Let $(x_n)_{n\in\ \mathbb N}$ and $(y_n)_{n\in\ \mathbb N}$ be two sequences in $\mathbb R$. Suppose $|x_n – x_m| \le y_n$ for all $n,m \in \mathbb N$ with the condition that $m \ge n$. Show that if $\lim_{n \rightarrow \infty} y_n = 0$, then $(x_n)_{n\in\ \mathbb N}$ is a convergent.
I'm guessing that I should most definitely prove the sequence $(x_n)_{n \in \mathbb N}$ is a cauchy sequence and from there use the big Cauchy theorem.

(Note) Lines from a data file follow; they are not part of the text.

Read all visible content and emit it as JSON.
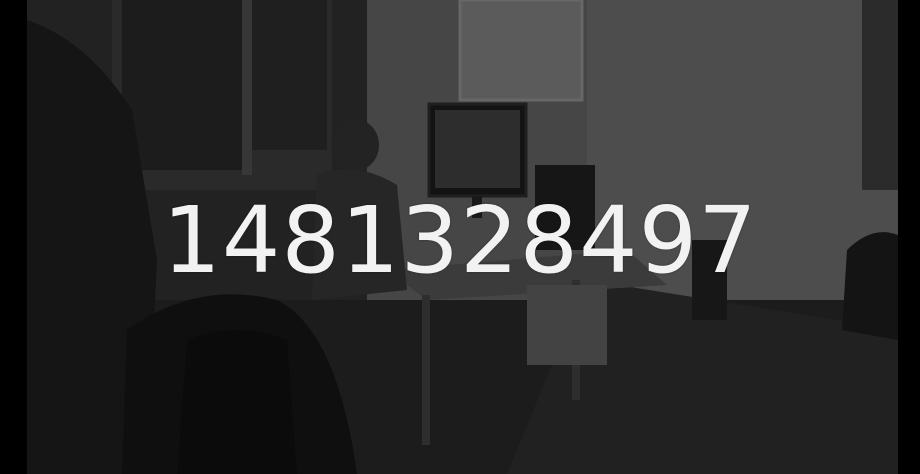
{
  "overlay": {
    "text": "1481328497"
  }
}
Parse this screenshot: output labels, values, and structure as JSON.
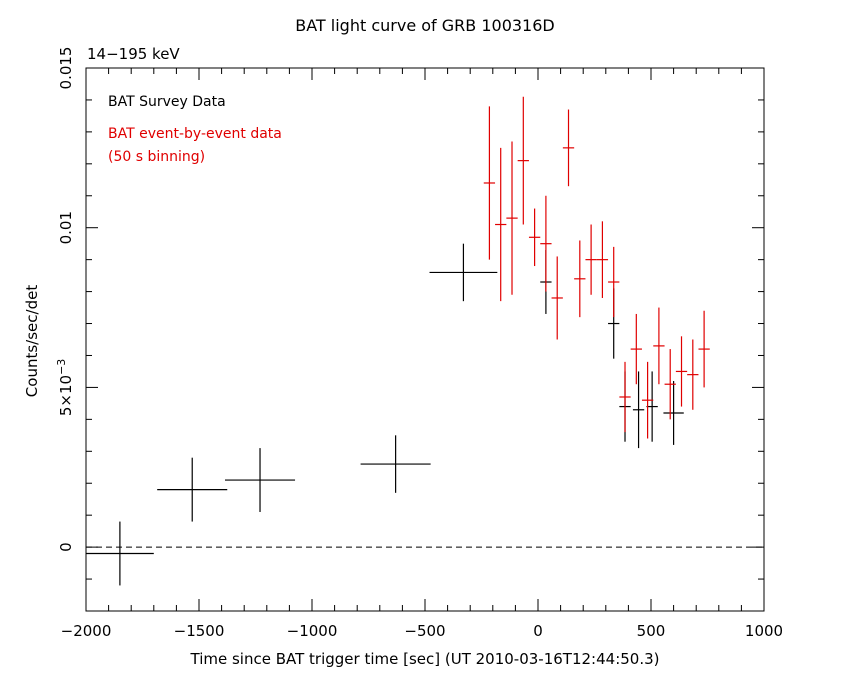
{
  "chart_data": {
    "type": "scatter",
    "title": "BAT light curve of GRB 100316D",
    "subtitle": "14−195 keV",
    "xlabel": "Time since BAT trigger time [sec] (UT 2010-03-16T12:44:50.3)",
    "ylabel": "Counts/sec/det",
    "xlim": [
      -2000,
      1000
    ],
    "ylim": [
      -0.002,
      0.015
    ],
    "x_ticks": [
      {
        "value": -2000,
        "label": "−2000"
      },
      {
        "value": -1500,
        "label": "−1500"
      },
      {
        "value": -1000,
        "label": "−1000"
      },
      {
        "value": -500,
        "label": "−500"
      },
      {
        "value": 0,
        "label": "0"
      },
      {
        "value": 500,
        "label": "500"
      },
      {
        "value": 1000,
        "label": "1000"
      }
    ],
    "y_ticks": [
      {
        "value": 0,
        "label": "0"
      },
      {
        "value": 0.005,
        "label": "5×10",
        "sup": "−3"
      },
      {
        "value": 0.01,
        "label": "0.01"
      },
      {
        "value": 0.015,
        "label": "0.015"
      }
    ],
    "zero_line": {
      "value": 0,
      "style": "dashed"
    },
    "series": [
      {
        "name": "BAT Survey Data",
        "color": "#000000",
        "points": [
          {
            "x": -1850,
            "y": -0.0002,
            "xerr": 150,
            "yerr": 0.001
          },
          {
            "x": -1530,
            "y": 0.0018,
            "xerr": 155,
            "yerr": 0.001
          },
          {
            "x": -1230,
            "y": 0.0021,
            "xerr": 155,
            "yerr": 0.001
          },
          {
            "x": -630,
            "y": 0.0026,
            "xerr": 155,
            "yerr": 0.0009
          },
          {
            "x": -330,
            "y": 0.0086,
            "xerr": 150,
            "yerr": 0.0009
          },
          {
            "x": 35,
            "y": 0.0083,
            "xerr": 25,
            "yerr": 0.001
          },
          {
            "x": 335,
            "y": 0.007,
            "xerr": 25,
            "yerr": 0.0011
          },
          {
            "x": 385,
            "y": 0.0044,
            "xerr": 25,
            "yerr": 0.0011
          },
          {
            "x": 445,
            "y": 0.0043,
            "xerr": 25,
            "yerr": 0.0012
          },
          {
            "x": 505,
            "y": 0.0044,
            "xerr": 25,
            "yerr": 0.0011
          },
          {
            "x": 600,
            "y": 0.0042,
            "xerr": 45,
            "yerr": 0.001
          }
        ]
      },
      {
        "name": "BAT event-by-event data",
        "name_note": "(50 s binning)",
        "color": "#e00000",
        "points": [
          {
            "x": -215,
            "y": 0.0114,
            "xerr": 25,
            "yerr": 0.0024
          },
          {
            "x": -165,
            "y": 0.0101,
            "xerr": 25,
            "yerr": 0.0024
          },
          {
            "x": -115,
            "y": 0.0103,
            "xerr": 25,
            "yerr": 0.0024
          },
          {
            "x": -65,
            "y": 0.0121,
            "xerr": 25,
            "yerr": 0.002
          },
          {
            "x": -15,
            "y": 0.0097,
            "xerr": 25,
            "yerr": 0.0009
          },
          {
            "x": 35,
            "y": 0.0095,
            "xerr": 25,
            "yerr": 0.0015
          },
          {
            "x": 85,
            "y": 0.0078,
            "xerr": 25,
            "yerr": 0.0013
          },
          {
            "x": 135,
            "y": 0.0125,
            "xerr": 25,
            "yerr": 0.0012
          },
          {
            "x": 185,
            "y": 0.0084,
            "xerr": 25,
            "yerr": 0.0012
          },
          {
            "x": 235,
            "y": 0.009,
            "xerr": 25,
            "yerr": 0.0011
          },
          {
            "x": 285,
            "y": 0.009,
            "xerr": 25,
            "yerr": 0.0012
          },
          {
            "x": 335,
            "y": 0.0083,
            "xerr": 25,
            "yerr": 0.0011
          },
          {
            "x": 385,
            "y": 0.0047,
            "xerr": 25,
            "yerr": 0.0011
          },
          {
            "x": 435,
            "y": 0.0062,
            "xerr": 25,
            "yerr": 0.0011
          },
          {
            "x": 485,
            "y": 0.0046,
            "xerr": 25,
            "yerr": 0.0012
          },
          {
            "x": 535,
            "y": 0.0063,
            "xerr": 25,
            "yerr": 0.0012
          },
          {
            "x": 585,
            "y": 0.0051,
            "xerr": 25,
            "yerr": 0.0011
          },
          {
            "x": 635,
            "y": 0.0055,
            "xerr": 25,
            "yerr": 0.0011
          },
          {
            "x": 685,
            "y": 0.0054,
            "xerr": 25,
            "yerr": 0.0011
          },
          {
            "x": 735,
            "y": 0.0062,
            "xerr": 25,
            "yerr": 0.0012
          }
        ]
      }
    ]
  }
}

Since we can assume the $\lim_{n \rightarrow \infty} y_n = 0$, I know for any $\epsilon >0$ there exists $n\in \mathbb N$, then $\forall m \in \mathbb N$ such that $m \ge n$ we have $|x_n – x_m| \le |y_n| \le \epsilon$, but I'm stuck here since, I need to show that $|x_n – x_m| \le \epsilon$ $\forall n,m \in \mathbb N$ and choose a new $N \in \mathbb N$ such that these are greater than N.
I'm wondering if I could get any feedback, thank you.
Best Answer
Given $\epsilon> 0$, there exists $N$ such that $n\geq N$ implies that $|y_n|<\varepsilon$. In particular if $m\geq n\geq N$, then $$ |x_n-x_m|\leq y_n<\varepsilon, $$ This means that $(x_n)$ is a cauchy sequence and thus converges.